Religious Studies

Michal Bar-Asher Siegal

The Collection of Traditions in Monastic and Rabbinic Anthologies as a Reflection of Lived Religion

Volume 2 () / Issue 1, pp. 72-90 (19)

In this paper I lay the following: I accept and build on the findings of 'lived religion' researchers concerning the polysemous and multi-vocal nature of modern-day religions. Following their conclusion, I assume a similar nature of ancient religions, and offer a possible viewpoint on the cultural bricolage of late antique Jewish and Christian texts.

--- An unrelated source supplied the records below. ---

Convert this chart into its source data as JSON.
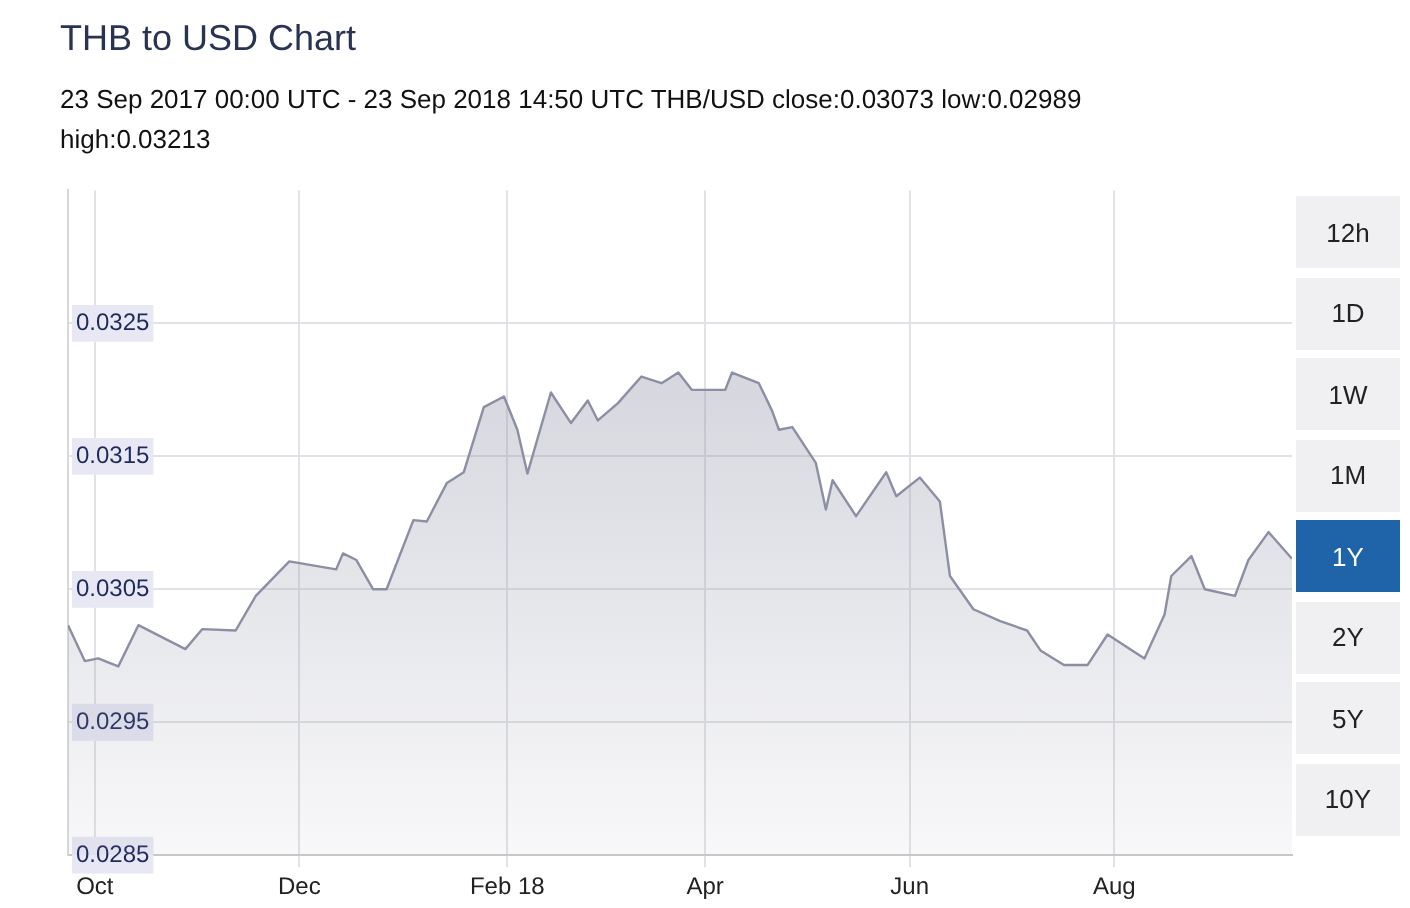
{
  "chart_data": {
    "type": "area",
    "title": "THB to USD Chart",
    "subtitle": "23 Sep 2017 00:00 UTC - 23 Sep 2018 14:50 UTC   THB/USD close:0.03073 low:0.02989 high:0.03213",
    "annotations": [
      "12h",
      "1D",
      "1W",
      "1M",
      "1Y",
      "2Y",
      "5Y",
      "10Y"
    ],
    "x": [
      "2017-09-23",
      "2017-09-28",
      "2017-10-02",
      "2017-10-08",
      "2017-10-14",
      "2017-10-28",
      "2017-11-02",
      "2017-11-12",
      "2017-11-18",
      "2017-11-28",
      "2017-12-12",
      "2017-12-14",
      "2017-12-18",
      "2017-12-23",
      "2017-12-27",
      "2018-01-04",
      "2018-01-08",
      "2018-01-14",
      "2018-01-19",
      "2018-01-25",
      "2018-01-31",
      "2018-02-04",
      "2018-02-07",
      "2018-02-14",
      "2018-02-20",
      "2018-02-25",
      "2018-02-28",
      "2018-03-06",
      "2018-03-13",
      "2018-03-19",
      "2018-03-24",
      "2018-03-28",
      "2018-04-07",
      "2018-04-09",
      "2018-04-17",
      "2018-04-21",
      "2018-04-23",
      "2018-04-27",
      "2018-05-04",
      "2018-05-07",
      "2018-05-09",
      "2018-05-16",
      "2018-05-25",
      "2018-05-28",
      "2018-06-04",
      "2018-06-10",
      "2018-06-13",
      "2018-06-20",
      "2018-06-28",
      "2018-07-06",
      "2018-07-10",
      "2018-07-17",
      "2018-07-24",
      "2018-07-30",
      "2018-08-10",
      "2018-08-16",
      "2018-08-18",
      "2018-08-24",
      "2018-08-28",
      "2018-09-06",
      "2018-09-10",
      "2018-09-16",
      "2018-09-23"
    ],
    "series": [
      {
        "color": "#8c8fa3",
        "values": [
          0.03023,
          0.02996,
          0.02998,
          0.02992,
          0.03023,
          0.03005,
          0.0302,
          0.03019,
          0.03045,
          0.03071,
          0.03065,
          0.03077,
          0.03072,
          0.0305,
          0.0305,
          0.03102,
          0.03101,
          0.0313,
          0.03138,
          0.03187,
          0.03195,
          0.0317,
          0.03137,
          0.03198,
          0.03175,
          0.03192,
          0.03177,
          0.0319,
          0.0321,
          0.03205,
          0.03213,
          0.032,
          0.032,
          0.03213,
          0.03205,
          0.03184,
          0.0317,
          0.03172,
          0.03145,
          0.0311,
          0.03132,
          0.03105,
          0.03138,
          0.0312,
          0.03134,
          0.03116,
          0.0306,
          0.03035,
          0.03026,
          0.03019,
          0.03004,
          0.02993,
          0.02993,
          0.03016,
          0.02998,
          0.03031,
          0.0306,
          0.03075,
          0.0305,
          0.03045,
          0.03072,
          0.03093,
          0.03073
        ]
      }
    ],
    "xlim": [
      "2017-09-23",
      "2018-09-23"
    ],
    "xticks": [
      {
        "value": "2017-10-01",
        "label": "Oct"
      },
      {
        "value": "2017-12-01",
        "label": "Dec"
      },
      {
        "value": "2018-02-01",
        "label": "Feb 18"
      },
      {
        "value": "2018-04-01",
        "label": "Apr"
      },
      {
        "value": "2018-06-01",
        "label": "Jun"
      },
      {
        "value": "2018-08-01",
        "label": "Aug"
      }
    ],
    "ylim": [
      0.0285,
      0.0335
    ],
    "yticks": [
      0.0285,
      0.0295,
      0.0305,
      0.0315,
      0.0325
    ],
    "grid": true,
    "legend": false,
    "marker": "none",
    "line_style": "solid"
  }
}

While the project to salvage a thick description of 'lived religion' has some obvious and serious methodological difficulties, a consideration of the genre of literature examined might have ramifications on the question at hand. I suggest that when a religious tradition is transmitted in anthologies, as opposed to edited (or) single writer texts, it might better represent its multi-vocality. The use of anthologies, redacted over time, can offer better glimpses into the multi-vocality of late antique religious societies, if not in practice, but rather in views and beliefs.

Michal Bar-Asher Siegal Born 1979; was an elected member of the Israel Young Academy of Sciences, Harry Starr Fellow at Harvard University, and visiting professor at Yale University; currently scholar of rabbinic Judaism and associate professor at the Goldstein-Goren Department of Jewish Thought, Ben-Gurion University of the Negev.